Spending one's own money to express a political opinion or support a candidate undeniably constitutes free expression and economic freedom in a capitalist system. And expression is categorically protected by the U.S. Constitution.

But for Republicans to talk about transparency is beyond brazen.

Republicans in Congress have routinely defeated any attempt to force the so-called "super-PACs" — ultra-moneyed political action committees — to disclose the identity of their donors, thereby ensuring that rich activists can operate beneath a cloak of anonymity.

Wielding power from the shadows, always the favoured approach for oligarchs, is therefore a legal right in America.

Put that together with the court decisions obliterating spending limits, and that power goes from tremendous to almost frightening.

American politics is, of course, saturated and fuelled by money. Unless you can raise millions to slag your opponents on TV ads, it's pointless to even try to run for Congress.

The American dream — that anyone can grow up to be president — now has an asterisk: anyone who can raise several hundred million dollars.

It may sound naïve to say this, but money has bent the spine of American democracy.

If you are, for example, a candidate for office who happens to agree with most Americans that at least some restrictions should be placed on gun ownership, the National Rifle Association will target and sink you with negative ads.

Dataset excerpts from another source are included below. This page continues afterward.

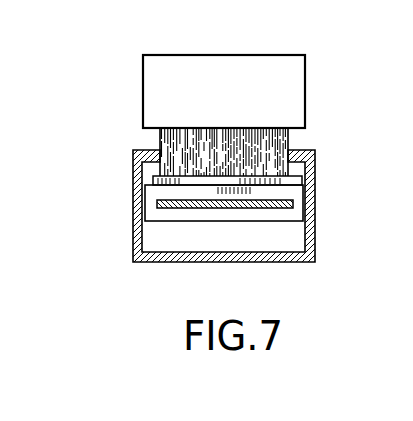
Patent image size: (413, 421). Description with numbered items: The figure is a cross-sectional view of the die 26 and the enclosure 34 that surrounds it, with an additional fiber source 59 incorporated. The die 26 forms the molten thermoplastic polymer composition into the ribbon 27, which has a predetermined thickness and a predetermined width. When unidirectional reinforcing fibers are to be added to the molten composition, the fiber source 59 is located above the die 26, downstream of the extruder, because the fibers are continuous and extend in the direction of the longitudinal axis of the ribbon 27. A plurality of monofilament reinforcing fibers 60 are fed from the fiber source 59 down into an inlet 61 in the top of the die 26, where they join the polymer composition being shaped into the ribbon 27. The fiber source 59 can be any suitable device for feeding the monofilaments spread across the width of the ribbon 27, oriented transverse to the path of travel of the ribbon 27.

The fiber source 59 is at (291, 66).
The monofilament reinforcing fibers 60 is at (293, 138).
The inlet 61 is at (302, 179).
The die 26 is at (150, 213).
The ribbon 27 is at (218, 208).
The enclosure 34 is at (132, 240).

Even a massacre of schoolchildren couldn't change that bleak reality.

Want to bust unions with "right to work" laws? Put paid to climate change legislation? Kill universal health care? Keep a lid on the minimum wage? Ensure ever lower taxes for your super-wealthy cohort?

There are always politicians ready to push those agendas, and there is now virtually no limit to the amount exceedingly rich donors can spend to install them in power.

In theory, a politician can still turn to the system Barack Obama used to fund his campaigns.

While Obama did collect from the rich, 30 per cent of his donations came from crowdsourcing — people who gave less than $100, according to the fact checkers at the Tampa Bay Times Politifact.com. Another 28 per cent came from donors who coughed up less than $1,000.

Justice Breyer

In his dissent, read from the bench to stress the point, U.S. Supreme Court Justice Stephen Breyer said that opening the doors so wide to moneyed interest would only alienate the average voter. (Associated Press)

Obama, though, was a phenomenon; what he accomplished in 2008 was a rare flash of true populism that is not likely to be repeated anytime soon.

In fact, Americans are increasingly concluding that politics, like the stock market, is rigged by the money men.

Supreme Court Justice Stephen Breyer made just that point last week, warning from the bench on behalf of the dissenting liberal justices that letting the wealthy spend as much as they want will alienate ordinary voters.

But here's a question: If Republicans are indeed the party of the average voter, as they insist, and the Democrats are elitists backed by Hollywood millionaires, as Republicans also insist, why are Republicans now so intent on tearing down the campaign finance laws that they themselves played such a role in creating?

Perhaps it is because the Republicans are not the party of the average voter, and they know they will never replicate what Obama did.

They have become foot soldiers for the people who really run this country, as the dark comic George Carlin used to say.

But this is America, and that role is not just permissible, it's constitutional.